IN a secret location in Parkhead in the east end of Glasgow, in front of a packed crowd of a dozen Labour employees bussed in from party HQ, some people invited from the press, and the last member of the Glasgow East Labour constituency party who isn’t Magrit Curran or one of her relatives, Gordie Broon came to save the party. Again.

You can tell two things when Labour trots out Gordie. Firstly, there’s a vote in the offing, and secondly, polling shows they’re going to lose it unless they make promises they have no intention or ability to keep.

It’s the official start of the election campaign, and Labour’s in deep deep doo doo. Hence the Gordathon.

Once, Labour could call a public meeting in the east end and thousands of punters would come on a cold March morning. They’d wave and cheer. There would be bunting. Gordie’s secret behind-closed-doors, invitation-only meeting is the closest Labour dares get to a public meeting in the east end now.

This is because when Labour lets members of the actual east end public get close to their elected representatives, the public expresses incredulity at Labour’s policies with phrases starting “get tae ...” and ending, for the politer ones at least, with words like “ya muppet”.

When the SNP pull stunts like this involving Alicsammin, they get asked why Alicsammin is speaking for the party and not Nicla, and wondering is done about who is pulling whose strings. No-one accuses Gordie of pulling any strings: no strings are long enough to reach from planet Earth to wherever it is Gordie lives.

When Labour do it, it’s Gordie being a respected elder stateman with the immense advantage of not being Jim Murphy. This is of course not the only difference. For one thing people actually like Nicla.

However, a more salient difference is the SNP do actually invite members of the public to public meetings, and can do so safe in the knowledge that the public will not spend the meeting yelling “Burn the witch!” and enquiring if any shops at the Forge have special buy-one-get-one-free offers on pitchforks, tar, and feathers.
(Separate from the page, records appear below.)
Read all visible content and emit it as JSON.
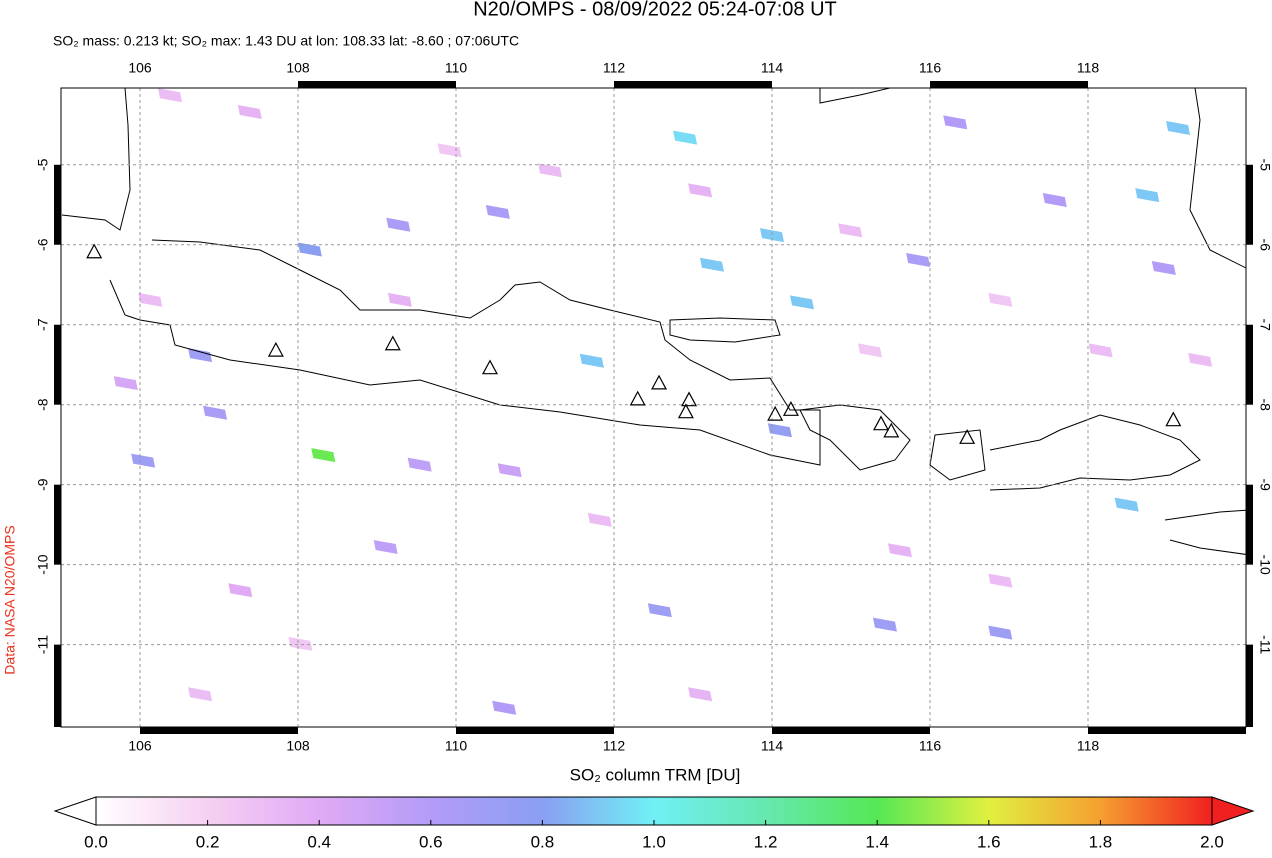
{
  "chart_data": {
    "type": "map",
    "title": "N20/OMPS - 08/09/2022 05:24-07:08 UT",
    "subtitle": "SO₂ mass: 0.213 kt; SO₂ max: 1.43 DU at lon: 108.33 lat: -8.60 ; 07:06UTC",
    "source_label": "Data: NASA N20/OMPS",
    "colorbar_label": "SO₂ column TRM [DU]",
    "xlim": [
      105,
      120
    ],
    "xticks": [
      106,
      108,
      110,
      112,
      114,
      116,
      118
    ],
    "ylim": [
      -12.03,
      -4.04
    ],
    "yticks": [
      -5,
      -6,
      -7,
      -8,
      -9,
      -10,
      -11
    ],
    "grid": true,
    "colorbar_lim": [
      0,
      2
    ],
    "colorbar_ticks": [
      {
        "value": 0,
        "label": "0.0"
      },
      0.2,
      0.4,
      0.6,
      0.8,
      {
        "value": 1,
        "label": "1.0"
      },
      1.2,
      1.4,
      1.6,
      1.8,
      {
        "value": 2,
        "label": "2.0"
      }
    ],
    "colorscale": [
      "#ffffff",
      "#f6d0f2",
      "#e0aaf5",
      "#b39cf7",
      "#8a9ff2",
      "#70f0f5",
      "#66e8b0",
      "#55e855",
      "#e0f040",
      "#f5a030",
      "#f02020"
    ],
    "volcanoes": {
      "lon": [
        105.42,
        107.72,
        109.2,
        110.43,
        112.3,
        112.57,
        112.95,
        112.91,
        114.04,
        114.24,
        115.38,
        115.51,
        116.47,
        119.08
      ],
      "lat": [
        -6.1,
        -7.33,
        -7.25,
        -7.55,
        -7.94,
        -7.74,
        -7.95,
        -8.1,
        -8.13,
        -8.07,
        -8.25,
        -8.34,
        -8.42,
        -8.2
      ]
    },
    "pixels": {
      "lon": [
        108.32,
        112.9,
        113.24,
        114.0,
        114.38,
        111.72,
        108.15,
        119.14,
        118.75,
        118.49,
        106.04,
        109.27,
        110.53,
        110.61,
        106.76,
        115.43,
        116.89,
        112.58,
        106.95,
        114.1,
        109.11,
        109.54,
        110.68,
        116.32,
        118.96,
        117.58,
        115.85,
        107.27,
        105.82,
        106.38,
        107.39,
        109.92,
        111.19,
        113.09,
        114.99,
        116.89,
        118.16,
        115.62,
        111.82,
        108.03,
        106.76,
        113.09,
        116.89,
        119.42,
        109.29,
        106.13,
        115.24
      ],
      "lat": [
        -8.63,
        -4.66,
        -6.25,
        -5.88,
        -6.72,
        -7.45,
        -6.06,
        -4.54,
        -5.38,
        -9.25,
        -8.7,
        -5.75,
        -5.59,
        -11.79,
        -7.38,
        -10.75,
        -10.85,
        -10.57,
        -8.1,
        -8.32,
        -9.78,
        -8.75,
        -8.82,
        -4.47,
        -6.29,
        -5.44,
        -6.19,
        -10.32,
        -7.73,
        -4.13,
        -4.34,
        -4.82,
        -5.07,
        -5.32,
        -5.82,
        -6.69,
        -7.32,
        -9.82,
        -9.44,
        -10.99,
        -11.62,
        -11.62,
        -10.2,
        -7.44,
        -6.69,
        -6.69,
        -7.32
      ],
      "values": [
        1.43,
        0.95,
        0.9,
        0.9,
        0.9,
        0.9,
        0.8,
        0.9,
        0.9,
        0.9,
        0.7,
        0.65,
        0.65,
        0.6,
        0.7,
        0.7,
        0.7,
        0.7,
        0.65,
        0.75,
        0.55,
        0.55,
        0.5,
        0.6,
        0.6,
        0.6,
        0.65,
        0.4,
        0.45,
        0.3,
        0.35,
        0.25,
        0.3,
        0.35,
        0.3,
        0.25,
        0.3,
        0.35,
        0.3,
        0.25,
        0.3,
        0.35,
        0.3,
        0.3,
        0.35,
        0.3,
        0.25
      ]
    }
  }
}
Gordie was here to remind us east end folk he’s a big hitter who’ll hit big things. That is when he can be bothered to divert his attention from his speaking career and thon vow. Mostly the big thing he hits is the fee he charges for public speaking. He’ll be hitting big now that he’s officially retiring.
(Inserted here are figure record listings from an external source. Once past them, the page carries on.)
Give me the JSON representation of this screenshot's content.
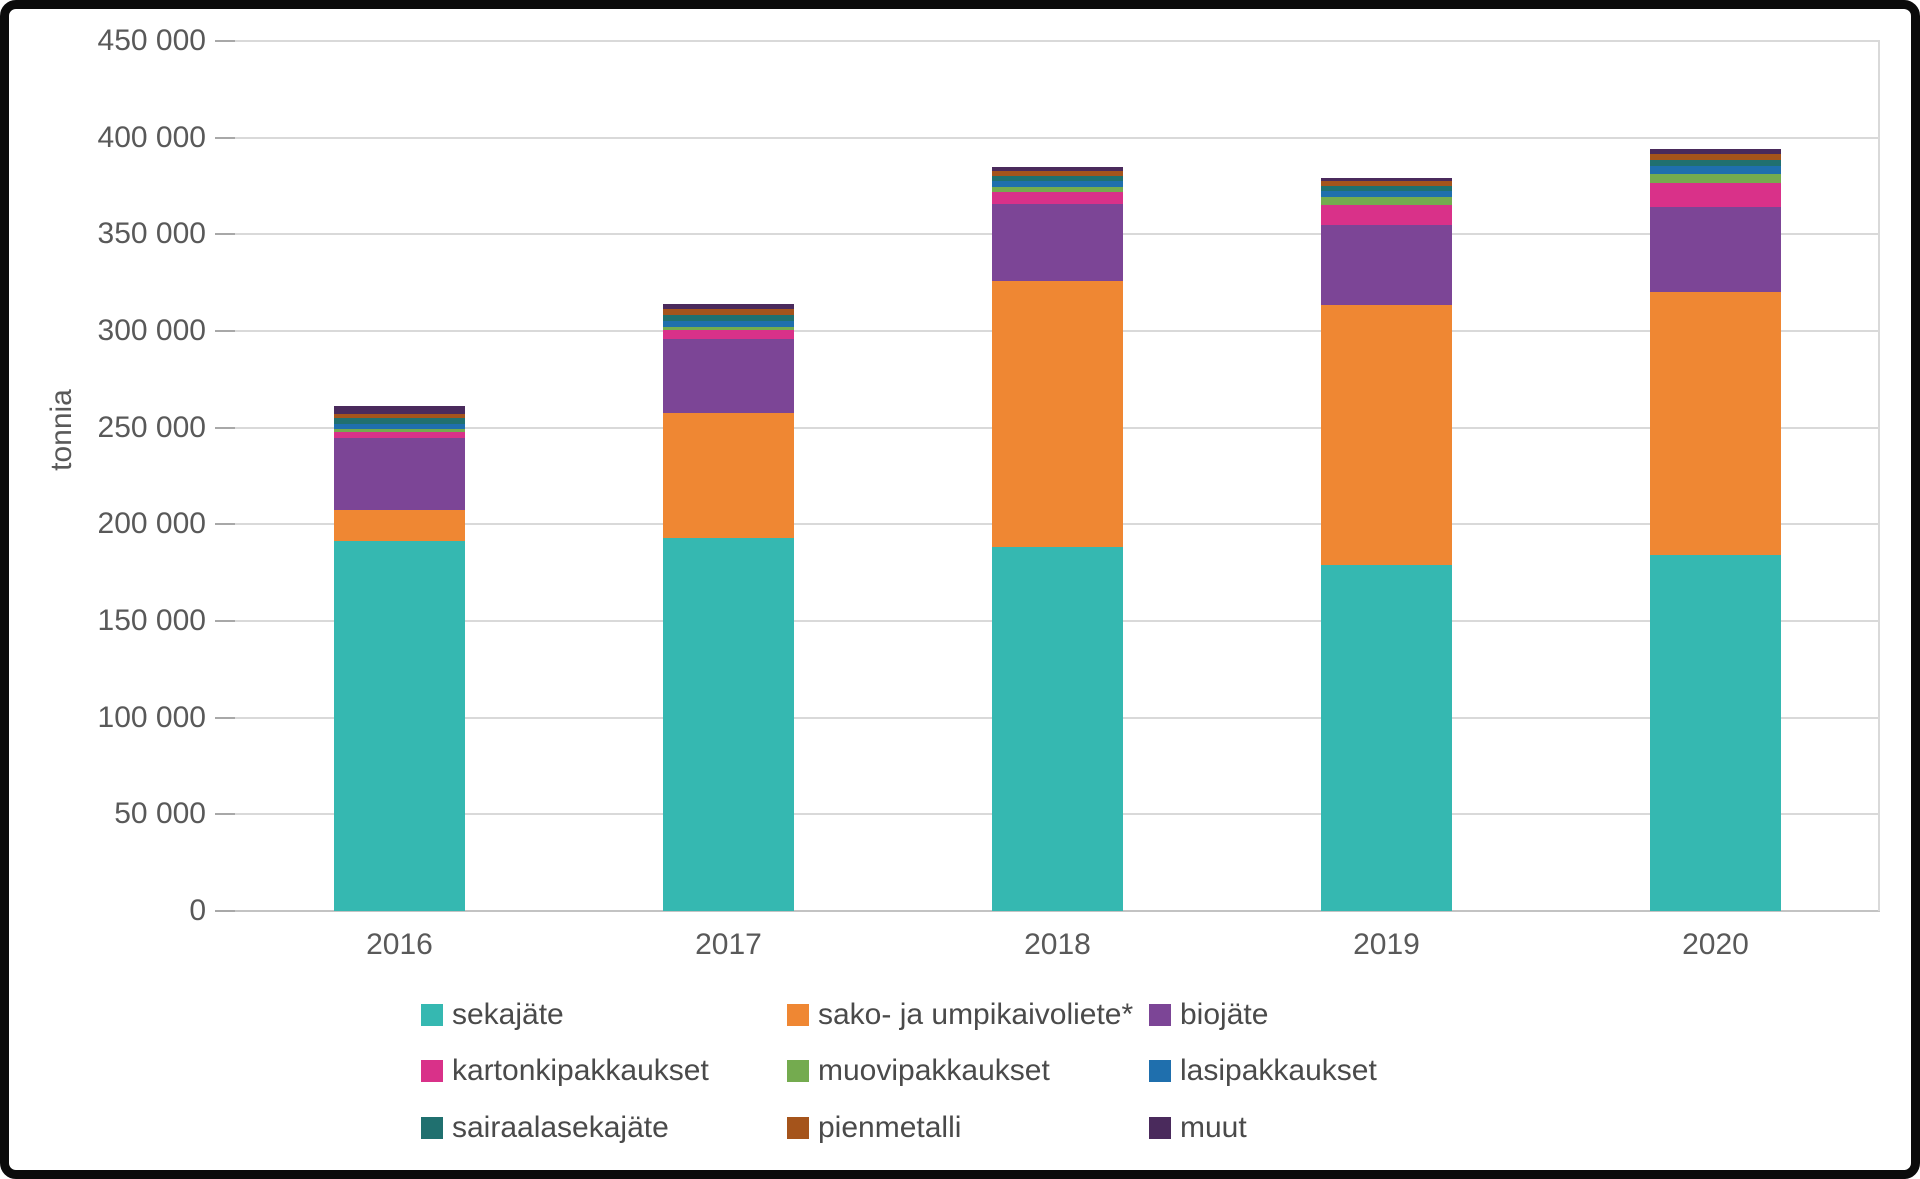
{
  "chart_data": {
    "type": "bar",
    "stacked": true,
    "title": "",
    "ylabel": "tonnia",
    "xlabel": "",
    "categories": [
      "2016",
      "2017",
      "2018",
      "2019",
      "2020"
    ],
    "series": [
      {
        "name": "sekajäte",
        "color": "#35b8b1",
        "values": [
          191300,
          192700,
          188400,
          178900,
          184400
        ]
      },
      {
        "name": "sako- ja umpikaivoliete*",
        "color": "#ef8733",
        "values": [
          16100,
          65000,
          137500,
          134500,
          135800
        ]
      },
      {
        "name": "biojäte",
        "color": "#7c4596",
        "values": [
          37400,
          38200,
          39900,
          41300,
          44200
        ]
      },
      {
        "name": "kartonkipakkaukset",
        "color": "#d93189",
        "values": [
          2800,
          4800,
          5900,
          10700,
          12400
        ]
      },
      {
        "name": "muovipakkaukset",
        "color": "#74ab4f",
        "values": [
          1600,
          1400,
          2600,
          4100,
          4300
        ]
      },
      {
        "name": "lasipakkaukset",
        "color": "#1f6fad",
        "values": [
          2900,
          2900,
          3300,
          3100,
          4100
        ]
      },
      {
        "name": "sairaalasekajäte",
        "color": "#20706f",
        "values": [
          2800,
          3100,
          2600,
          2400,
          3100
        ]
      },
      {
        "name": "pienmetalli",
        "color": "#a5541b",
        "values": [
          2200,
          3100,
          2400,
          2600,
          3100
        ]
      },
      {
        "name": "muut",
        "color": "#4a2a5c",
        "values": [
          4100,
          2600,
          2200,
          1600,
          2600
        ]
      }
    ],
    "totals": [
      261200,
      313800,
      384800,
      379200,
      394000
    ],
    "ylim": [
      0,
      450000
    ],
    "ytick_step": 50000,
    "ytick_labels": [
      "0",
      "50 000",
      "100 000",
      "150 000",
      "200 000",
      "250 000",
      "300 000",
      "350 000",
      "400 000",
      "450 000"
    ],
    "grid": true,
    "legend_position": "bottom",
    "legend_columns": 3
  },
  "colors": {
    "grid": "#d9d9d9",
    "axis_text": "#595959",
    "legend_text": "#4a4a4a",
    "frame": "#0b0b0b",
    "background": "#ffffff"
  }
}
Gordie took the obligatory swipe at the SNP. They’re in cahoots with the Tories and he’s the paperwork to prove it. It was leaked to him by an obliging Treasury civil servant, so it must be true and above board. The SNP has signed up to Tory austerity, said Gordie. Just like Ed Balls, he didn’t add. Only one of those propositions is not really true, and it’s not the one about Ed Balls.

When he wasn’t attacking the SNP, Gordie came to make another vow. Or in this instance a pledge, presumably shinier, with a nicer polish, and yet to be tarnished by reality. He’s going to guarantee if Labour get into power there will be an extra £800 million for the Scottish budget to spend on nurses and bandages and finding jobs for all the redundant Labour MPs.
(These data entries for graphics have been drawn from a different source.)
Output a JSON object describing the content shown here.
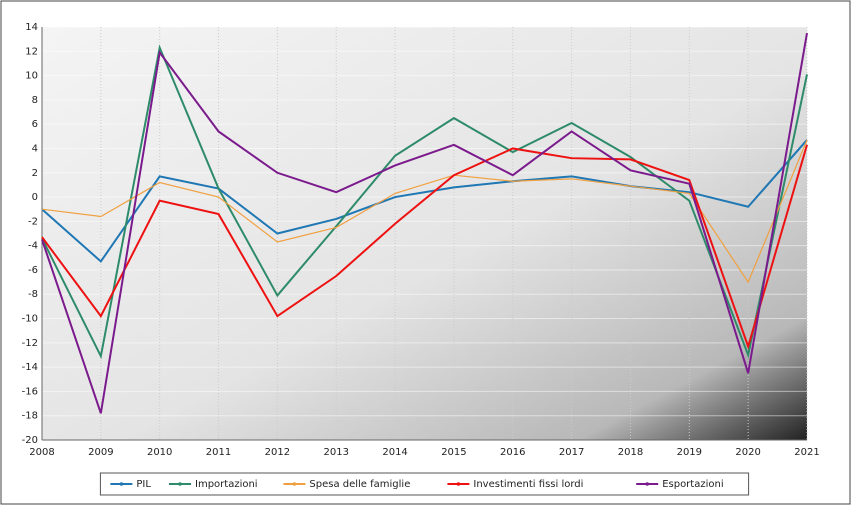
{
  "chart_data": {
    "type": "line",
    "categories": [
      "2008",
      "2009",
      "2010",
      "2011",
      "2012",
      "2013",
      "2014",
      "2015",
      "2016",
      "2017",
      "2018",
      "2019",
      "2020",
      "2021"
    ],
    "series": [
      {
        "name": "PIL",
        "color": "#1f77b4",
        "values": [
          -1.0,
          -5.3,
          1.7,
          0.7,
          -3.0,
          -1.8,
          0.0,
          0.8,
          1.3,
          1.7,
          0.9,
          0.4,
          -0.8,
          4.7
        ]
      },
      {
        "name": "Importazioni",
        "color": "#2e8b6a",
        "values": [
          -3.4,
          -13.1,
          12.3,
          0.7,
          -8.1,
          -2.4,
          3.4,
          6.5,
          3.7,
          6.1,
          3.3,
          -0.3,
          -13.0,
          10.1
        ]
      },
      {
        "name": "Spesa delle famiglie",
        "color": "#f0a040",
        "values": [
          -1.0,
          -1.6,
          1.2,
          0.0,
          -3.7,
          -2.5,
          0.3,
          1.8,
          1.3,
          1.5,
          0.9,
          0.3,
          -7.0,
          4.7
        ]
      },
      {
        "name": "Investimenti fissi lordi",
        "color": "#ee1111",
        "values": [
          -3.3,
          -9.8,
          -0.3,
          -1.4,
          -9.8,
          -6.5,
          -2.2,
          1.8,
          4.0,
          3.2,
          3.1,
          1.4,
          -12.3,
          4.3
        ]
      },
      {
        "name": "Esportazioni",
        "color": "#7b1a8c",
        "values": [
          -3.5,
          -17.8,
          11.9,
          5.4,
          2.0,
          0.4,
          2.6,
          4.3,
          1.8,
          5.4,
          2.2,
          1.1,
          -14.5,
          13.5
        ]
      }
    ],
    "ylim": [
      -20,
      14
    ],
    "yticks": [
      -20,
      -18,
      -16,
      -14,
      -12,
      -10,
      -8,
      -6,
      -4,
      -2,
      0,
      2,
      4,
      6,
      8,
      10,
      12,
      14
    ],
    "grid": true,
    "legend": "bottom"
  }
}
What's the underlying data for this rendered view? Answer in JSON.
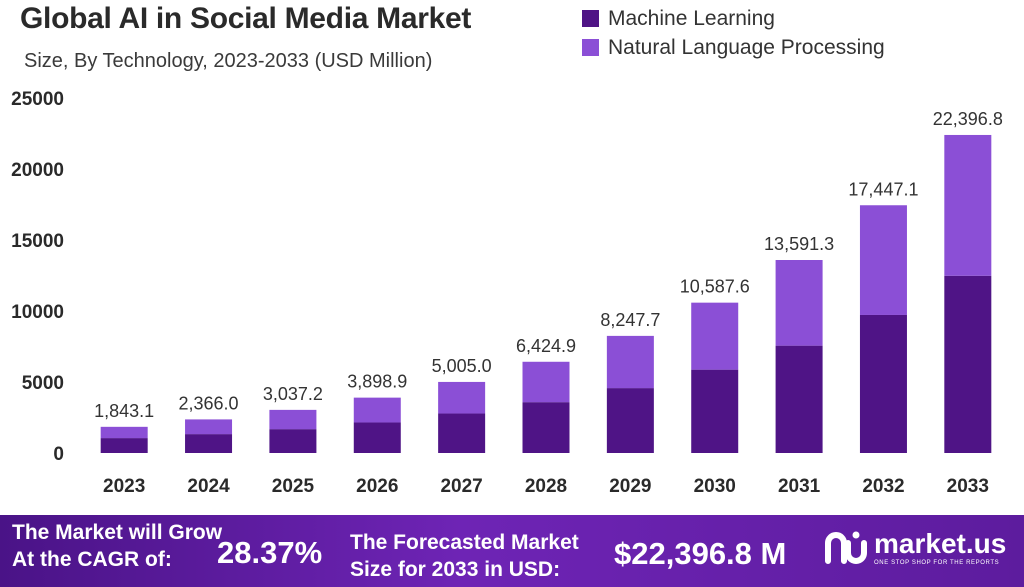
{
  "header": {
    "title": "Global AI in Social Media Market",
    "subtitle": "Size, By Technology, 2023-2033 (USD Million)"
  },
  "colors": {
    "machine_learning": "#4f1486",
    "nlp": "#8b4fd6",
    "footer_bg": "#5a1c9c"
  },
  "chart_data": {
    "type": "bar",
    "stacked": true,
    "categories": [
      "2023",
      "2024",
      "2025",
      "2026",
      "2027",
      "2028",
      "2029",
      "2030",
      "2031",
      "2032",
      "2033"
    ],
    "series": [
      {
        "name": "Machine Learning",
        "values": [
          1050,
          1330,
          1680,
          2150,
          2780,
          3580,
          4570,
          5870,
          7560,
          9720,
          12480
        ]
      },
      {
        "name": "Natural Language Processing",
        "values": [
          793.1,
          1036.0,
          1357.2,
          1748.9,
          2225.0,
          2844.9,
          3677.7,
          4717.6,
          6031.3,
          7727.1,
          9916.8
        ]
      }
    ],
    "totals": [
      1843.1,
      2366.0,
      3037.2,
      3898.9,
      5005.0,
      6424.9,
      8247.7,
      10587.6,
      13591.3,
      17447.1,
      22396.8
    ],
    "total_labels": [
      "1,843.1",
      "2,366.0",
      "3,037.2",
      "3,898.9",
      "5,005.0",
      "6,424.9",
      "8,247.7",
      "10,587.6",
      "13,591.3",
      "17,447.1",
      "22,396.8"
    ],
    "y_ticks": [
      0,
      5000,
      10000,
      15000,
      20000,
      25000
    ],
    "ylim": [
      0,
      25000
    ],
    "grid": false,
    "legend_position": "top-right",
    "xlabel": "",
    "ylabel": ""
  },
  "footer": {
    "cagr_label_line1": "The Market will Grow",
    "cagr_label_line2": "At the CAGR of:",
    "cagr_value": "28.37%",
    "forecast_label_line1": "The Forecasted Market",
    "forecast_label_line2": "Size for 2033 in USD:",
    "forecast_value": "$22,396.8 M",
    "brand_name": "market.us",
    "brand_tagline": "ONE STOP SHOP FOR THE REPORTS",
    "brand_icon": "market-us-logo-icon"
  }
}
The NHS is of course a devolved matter, and it makes no difference how many Labour MPs we vote for: Holyrood still has the final say. Labour is hoping we haven’t noticed. Perhaps it’s just slipped Gordie’s mind.

After all, he’s forgotten and Labour have forgotten Gordie is a retiring backbench MP who has no power to pledge anything . They’re hoping we haven’t noticed either, blinded as we are by Gordie’s polish. Mind you, just the other week Jim Murphy was promising there was going to be £1 billion in extra funds for the Scottish budget, so already £200 million is missing. The new pledge is devaluing even more quickly than the Vow did.

There’s going to be a lot more of this over the next month. But it won’t make any difference. Magrit’s still toast. Just ask the real east enders, the people Labour hasn’t been listening to for the past few decades and who don’t get invited to Labour’s public meetings in their own community. That’s precisely why Labour is in so much trouble.

Five weeks and counting, Magrit. Then it’s the east end’s turn not to invite you.